Service on the whole was friendly if a little slow, the waiters seemed a bit rushed with a full house. The only other complaint would be the cramped space, as the place is quite small, resulting in small tables, uncomfortable sofas and feeling slightly crowded.

Overall, this restaurant has great food and a genuine desire to ensure customers leave fully satisfied. A more comfortable venue would probably make it that bit better for both customers and staff.

The Wolseley @ Piccadilly

Posted by Yannis Lionis on 12 Dec 2010 | Tagged as: Restaurants

The Wolseley, being a bit of an icon amongst London restaurants, made for a perfect special occasion Sunday lunch. The elegant environment, smartly dressed staff and being full to the brim made for a very buzzing atmosphere - yet intimate and cosy with its brasserie-style decoration (well, it is one) and the impressive building features.

The food choices were the ones you’d expect at a brasserie, and well executed. Our steak frittes was spot on and the 7 hour lamb bursting with taste, while the starters of chicken soup with dumplings and polenta cream with gorgonzola and mushrooms were tasty, if perhaps not particularly exciting. The meal ended on a high with a moreish vanilla cheesecake, reminiscent of the kind you’d find in a New York deli, and a gorgeous crème brûlée.

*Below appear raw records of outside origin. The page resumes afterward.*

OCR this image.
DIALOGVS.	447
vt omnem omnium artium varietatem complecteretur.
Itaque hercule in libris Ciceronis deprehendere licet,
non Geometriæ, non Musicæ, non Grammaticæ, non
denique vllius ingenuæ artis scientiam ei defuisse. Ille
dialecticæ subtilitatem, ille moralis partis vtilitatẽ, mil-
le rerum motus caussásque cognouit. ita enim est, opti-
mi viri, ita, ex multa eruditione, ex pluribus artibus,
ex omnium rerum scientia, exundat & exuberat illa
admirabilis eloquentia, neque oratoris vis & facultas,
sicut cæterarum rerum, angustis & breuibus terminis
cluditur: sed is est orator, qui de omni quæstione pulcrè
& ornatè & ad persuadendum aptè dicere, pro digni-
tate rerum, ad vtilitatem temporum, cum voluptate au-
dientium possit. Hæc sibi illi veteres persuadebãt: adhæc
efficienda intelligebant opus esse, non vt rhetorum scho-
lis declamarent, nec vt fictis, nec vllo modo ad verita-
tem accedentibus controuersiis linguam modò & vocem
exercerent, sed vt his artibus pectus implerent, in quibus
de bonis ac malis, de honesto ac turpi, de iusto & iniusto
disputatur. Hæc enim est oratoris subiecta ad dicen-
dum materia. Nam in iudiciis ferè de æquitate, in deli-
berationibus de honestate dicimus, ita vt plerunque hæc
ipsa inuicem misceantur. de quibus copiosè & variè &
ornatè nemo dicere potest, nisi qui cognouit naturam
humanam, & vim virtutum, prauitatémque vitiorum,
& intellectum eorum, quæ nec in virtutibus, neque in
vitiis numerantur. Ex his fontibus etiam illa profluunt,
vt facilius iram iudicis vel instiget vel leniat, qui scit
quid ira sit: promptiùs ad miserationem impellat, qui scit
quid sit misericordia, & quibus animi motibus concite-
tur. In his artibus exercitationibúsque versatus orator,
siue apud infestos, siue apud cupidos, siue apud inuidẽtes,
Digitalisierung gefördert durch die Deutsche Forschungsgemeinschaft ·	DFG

The wine list has reasonable choices by the glass, and good ones if our Pinot Blanc from Alsace was anything to go by. Service was friendly and competent, but tended to be on the slow side, which perhaps can be forgiven since the place was full.

Overall, this is a good restaurant to have a bit of a treat in, with afternoon tea and brunch looking like equally attractive options on the menu. Be sure to book in advance.

Tom’s Kitchen @ Chelsea

Posted by Yannis Lionis on 17 May 2010 | Tagged as: Restaurants

Tom’s Kitchen is Tom Aikens’ casual eaterie, round the corner from his fine dining restaurant. With a variety of brunch options (such as English breakfast or pancakes) to pub lunch favourites (fish and chips, sausage and mash, pies), there’s always something good to choose for a lazy Saturday or Sunday meal.

We opted for the fish and chips on our visit and were impressed with the result. The batter was delicious, the fish tender and flavoursome, the tartar souce thick, sharp and tangy and the chunky chips perfect. Attention to detail was evident with a very tasty and well seasoned salad accompannying the fish and homemade mayonnaise and ketchup for the chips. There is also a decent selection of wines as well as a single stout on drought.

I believe it might just be the best fish and chips I’ve ever had - mind you, at £19.50, it’s also the most expensive one. The brunch ordered by others also looked delicious, and we will definitely be back to try it.

If this is what Tom’s casual cooking tastes like, I can’t wait to try the fine dining version.